On June 25, 2013, Senators Bob Corker (R-TN) and Mark Warner (D-VA) introduced S. 1217, "The Housing Finance Reform and Taxpayer Protection Act of 2013" that would also phase out Fannie Mae and Freddie Mac. But, unlike the PATH Act, in this bill the federal government would remain as an insurer of last resort, much like the FDIC is the insurer of last resort for troubled banks. NAR has long called for replacing Fannie Mae and Freddie Mac while ensuring continued mortgage market liquidity through the maintenance of an explicit federal presence in the market. On that basis, the Senate approach was the better starting point.
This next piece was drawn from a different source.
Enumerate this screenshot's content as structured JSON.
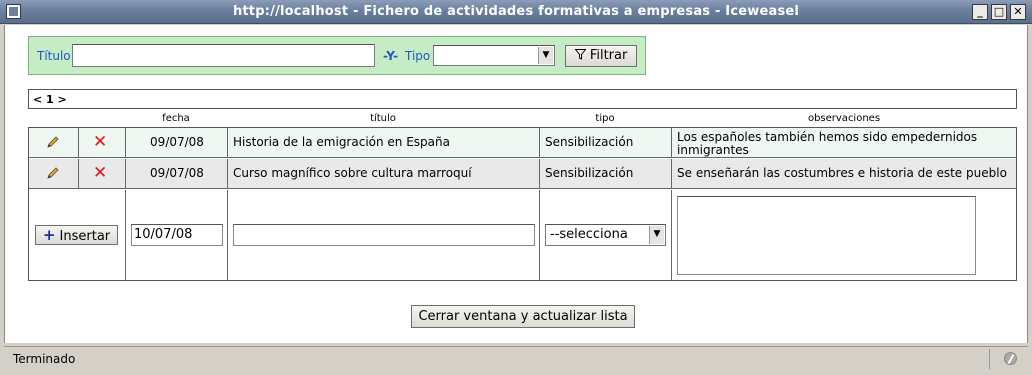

However, NAR remained neutral on this bill.
The bill was the subject of hearings but was not taken up for a vote.
On May 15, 2014, the Senate Banking Committee passed S. 1217, the “Housing Finance Reform and Taxpayer Protection Act of 2014,” to overhaul the secondary housing finance market. The bill built on S. 1217 by including bipartisan changes drafted by Senate Banking Chairman Tim Johnson (D-SD) and Ranking Member Mike Crapo (R-ID). Commonly referred to as the Johnson-Crapo bill, the legislation expanded on the bill released by Bob Corker (R-TN) and Mark Warner (D-VA) that would wind down Fannie Mae and Freddie Mac and replace them with a new agency, known as the Federal Mortgage Insurance Corporation (FMIC). The bill did not advance to the Senate floor for consideration by the full Senate.
The Johnson-Crapo legislation contained many positive aspects such as an explicit government guarantee, continuing HERA conforming loan limits, and a lower down payment for first-time homebuyers; however, NAR remained concerned with the potential impact on overall mortgage costs for consumers under this bill.
Regulatory Housing Finance Reform
Since 2012, FHFA has directed the GSEs to begin working on efforts to reduce outstanding risk to the taxpayers and begin work on a new securitization infrastructure. In 2012, FHFA instructed the GSEs to develop a new program to transfer risk to the private sector with the intent of reducing overall risk they pose to taxpayers. The GSEs have begun to develop risk sharing products that fit within FHFA's set goals of being "economically sensible, repeatable, scalable, and structured to not disrupt the efficient operation of the “To Be Announced” (TBA) market (which provides the market with benefits including allowing borrowers to lock in rates in advance of closing)." Though a small part of the multi-trillion dollar mortgage market, NAR continues to evaluate how different types of risk sharing impacts the availability and affordability of mortgage credit to borrowers. Additionally, the GSEs, at FHFA's direction, have begun development of a new securitization infrastructure for the GSEs' single family loans. NAR supports the creation of a self-sufficient infrastructure whereby safe, sound, transparent, and insured MBS may be packaged and sold. The development of a common securitization platform will support single-family securitization; a single GSE security should increase liquidity of these securities in the market, increasing demand and producing better pricing.